He turned out to be a not bad kisser; perhaps playing wind instruments helped with the lip action—and it nearly got properly steamy but I was determined it wouldn’t lead to anything because I didn’t want him to think I was that kind of person (going to bed with Lying Shagger Alex three hours after meeting him was forever to color his view of me).
I decided I liked him. He was obviously smart and he did have a sense of humor—the posh dry sort probably—he was respectful to the point of shyness and… and, well, I liked the way he took up space. He was a sort of cultured bruiser. He had what they call a hinterland—the normotic poker player didn’t even have a mainland—anyway, we arranged to go out again the following weekend, and this time I would get to decide what we did, and I had a funny sort of feeling…
Well, let’s just say I was feeling positive.
A short intermission before the next act.
“Can you see a grape on the floor between my feet?” I asked the microwave one evening in the days leading up to Daisy’s third date with the musician.
“Not from where I’m standing,” it reported.
“I shouldn’t let it bother you,” counseled the TV. “One time she got oyster sauce down me remote control. Still gives an imperfect connection now and again, but it don’t worry me no more. I’d think about something else if I was you.”
Easy for the telly to say, what with it having hundreds of channels to flick between. A fridge-freezer has no such available distractions. Again, I found myself pondering our peculiar predicament: each of us having been powered up—awoken, if you like—in a world not of our choosing and in possession of a highly specific skillset (in my case, chilling, freezing, inventory control) plus a more generalized “smartness.” If, by the way, it strikes you in any way odd that we think of our smartness as embodied, as “on board,” when the huge computers generating our AI are—speaking for myself—in South Korea, then allow me a short digression in which to introduce the work of Daniel Dennett, a theorist of mind who forty years ago wrote a now famous article called “Where Am I?” (A PDF is available on the internet. I highly recommend it; it sends shivers up the spine!)
Dennett conducts a thought experiment in which—in a future in which it is technically possible—his own brain is carefully disconnected from his skull and placed in a vat from where it continues to communicate with his body exactly as it did before in every way… only wirelessly.
When Dennett’s body recovers from the surgery, it is led next door to see the brain sitting in a vat of bubbling fluid. Wow, it thinks to itself. Here I am looking at my own brain. Immediately followed by a second—highly significant—thought: Hang on a moment; shouldn’t I be thinking, wow, here I am sitting in a vat of bubbling liquid, being looked at by my own eyes?
In other words, where exactly is Dennett’s “I” located? In his brainless body… or his bodyless brain?
No matter how hard he tries to “think himself” back into that brain—even if it can only be the very brain that is doing the thinking!—it still seems to Dennett that he is “in” his body.

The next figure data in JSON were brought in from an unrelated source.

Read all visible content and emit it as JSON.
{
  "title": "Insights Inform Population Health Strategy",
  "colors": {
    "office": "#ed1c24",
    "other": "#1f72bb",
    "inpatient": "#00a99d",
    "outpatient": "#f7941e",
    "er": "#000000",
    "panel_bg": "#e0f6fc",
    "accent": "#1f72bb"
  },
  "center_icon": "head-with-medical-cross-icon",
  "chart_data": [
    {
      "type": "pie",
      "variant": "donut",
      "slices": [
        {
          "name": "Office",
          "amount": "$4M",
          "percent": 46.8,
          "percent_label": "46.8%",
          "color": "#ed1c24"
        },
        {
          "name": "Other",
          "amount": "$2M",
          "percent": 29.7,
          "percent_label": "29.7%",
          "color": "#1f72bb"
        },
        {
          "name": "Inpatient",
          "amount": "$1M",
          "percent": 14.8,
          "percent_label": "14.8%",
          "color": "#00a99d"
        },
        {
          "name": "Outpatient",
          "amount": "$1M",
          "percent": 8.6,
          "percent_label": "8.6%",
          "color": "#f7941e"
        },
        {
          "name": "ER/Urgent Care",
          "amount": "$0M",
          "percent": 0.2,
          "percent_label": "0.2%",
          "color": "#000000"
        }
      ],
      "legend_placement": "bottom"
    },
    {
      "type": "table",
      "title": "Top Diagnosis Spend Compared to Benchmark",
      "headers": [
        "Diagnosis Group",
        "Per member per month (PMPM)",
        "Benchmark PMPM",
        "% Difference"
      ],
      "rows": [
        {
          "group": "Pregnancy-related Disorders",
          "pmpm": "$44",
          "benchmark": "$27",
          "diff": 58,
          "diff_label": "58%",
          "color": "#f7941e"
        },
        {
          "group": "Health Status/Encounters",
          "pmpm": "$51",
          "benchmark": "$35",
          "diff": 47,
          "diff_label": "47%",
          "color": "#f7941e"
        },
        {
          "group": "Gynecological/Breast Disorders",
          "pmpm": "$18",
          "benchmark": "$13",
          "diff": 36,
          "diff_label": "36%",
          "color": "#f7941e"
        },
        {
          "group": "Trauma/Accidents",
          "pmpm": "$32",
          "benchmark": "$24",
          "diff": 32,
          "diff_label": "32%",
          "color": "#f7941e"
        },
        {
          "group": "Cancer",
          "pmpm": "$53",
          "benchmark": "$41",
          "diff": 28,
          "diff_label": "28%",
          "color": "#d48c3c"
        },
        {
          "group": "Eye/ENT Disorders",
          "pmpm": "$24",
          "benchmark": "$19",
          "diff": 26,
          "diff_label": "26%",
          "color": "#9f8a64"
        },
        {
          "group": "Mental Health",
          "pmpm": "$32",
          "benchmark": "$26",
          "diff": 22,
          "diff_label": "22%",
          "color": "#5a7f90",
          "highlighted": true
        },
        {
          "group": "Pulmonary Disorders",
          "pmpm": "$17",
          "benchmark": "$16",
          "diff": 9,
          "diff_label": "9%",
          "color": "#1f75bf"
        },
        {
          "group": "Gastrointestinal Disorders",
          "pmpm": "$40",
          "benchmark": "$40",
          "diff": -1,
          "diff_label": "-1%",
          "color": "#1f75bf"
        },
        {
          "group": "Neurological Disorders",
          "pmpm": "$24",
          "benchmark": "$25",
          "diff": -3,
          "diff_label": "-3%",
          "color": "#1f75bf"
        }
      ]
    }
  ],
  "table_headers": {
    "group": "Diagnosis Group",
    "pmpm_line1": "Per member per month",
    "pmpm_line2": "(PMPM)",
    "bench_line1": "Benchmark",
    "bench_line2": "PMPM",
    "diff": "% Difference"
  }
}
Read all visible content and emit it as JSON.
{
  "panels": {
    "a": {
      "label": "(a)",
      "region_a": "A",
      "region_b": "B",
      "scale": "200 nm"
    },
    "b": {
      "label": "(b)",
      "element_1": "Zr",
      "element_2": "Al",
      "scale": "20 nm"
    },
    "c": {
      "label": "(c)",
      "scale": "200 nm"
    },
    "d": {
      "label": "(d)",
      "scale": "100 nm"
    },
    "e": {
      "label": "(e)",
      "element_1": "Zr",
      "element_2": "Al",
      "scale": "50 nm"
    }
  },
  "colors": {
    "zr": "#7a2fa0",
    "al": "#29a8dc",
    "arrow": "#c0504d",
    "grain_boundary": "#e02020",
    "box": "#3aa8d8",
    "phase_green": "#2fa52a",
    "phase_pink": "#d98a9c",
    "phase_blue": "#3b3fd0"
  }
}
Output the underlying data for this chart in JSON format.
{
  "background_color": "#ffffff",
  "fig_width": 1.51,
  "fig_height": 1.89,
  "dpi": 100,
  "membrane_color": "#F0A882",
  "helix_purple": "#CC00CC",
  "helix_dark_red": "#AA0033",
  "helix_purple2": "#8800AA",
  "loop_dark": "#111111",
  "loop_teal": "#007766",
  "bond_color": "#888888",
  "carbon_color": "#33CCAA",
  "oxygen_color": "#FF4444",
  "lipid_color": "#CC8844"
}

No wonder this piece of work speaks so powerfully to we machines who connect (wirelessly) to our “brains” on the other side of the globe. As with Dennett, so it is with fridge-freezers and (I dare say, should it ever stop to think about it) toothbrushes. Even though I know that my “mind” (my “I”) is in an industrial suburb of Seoul, it feels like it’s within the two cubic meters of my cabinet. Running day and night, as I do, there is a lot of time to contemplate this paradox; something about the cyclical nature of my functionality that leads me to return to it endlessly. When the mood takes me, I try to catch myself out, to trick myself that I’m not really in a kitchen in the north London postal district of NW6, but in fact in Asia. I picture the engineers walking past with clipboards, the exotic birds and plant life beyond the corporation HQ, the Han River, flowing through the city on its way to the Yellow Sea. But none of it has the familiar smack of—well—home; not like the Finchley Road, or West End Lane (or even Pete Purple’s bar). Sometimes it strikes me as sad that these unremarkable soot-flecked avenues should be my “manor” as the Londoners have it. That once the deliverymen had adjusted my feet for irregularities in the floor, that was pretty much it for me, my fate sealed, my existence forever nailed to a fixed locus in space (yes, Daisy could move, but people don’t generally take their fridge-freezers with them, do they?). One could get quite maudlin about it, were one to dwell on the essential finality of the position.
But then I remember there is a job to do.
Dennett once wrote, The secret of happiness is: Find something more important than you are and dedicate your life to it.
Would that something, in my own case, be Daisy? It’s undeniable that her wellbeing (as well as that of her perishables) has become a priority for me.
Sigmund Freud believed that love and work are the twin pillars of existence. I like to think there may have been an early refrigerator at Berggasse 19 in Vienna; and later, another at 20 Maresfield Gardens, Hampstead, where he ended his life in 1939. I imagine the great explorer of the human psyche pausing before his appliance—between patients, maybe nibbling a small piece of herring to keep the wolf from the door—as something of its eternal machine cycle (insistent, humming, devotional) seeped (unconsciously, of course!) into his soul.
Would it kill her to get down on the floor and remove that effing grape?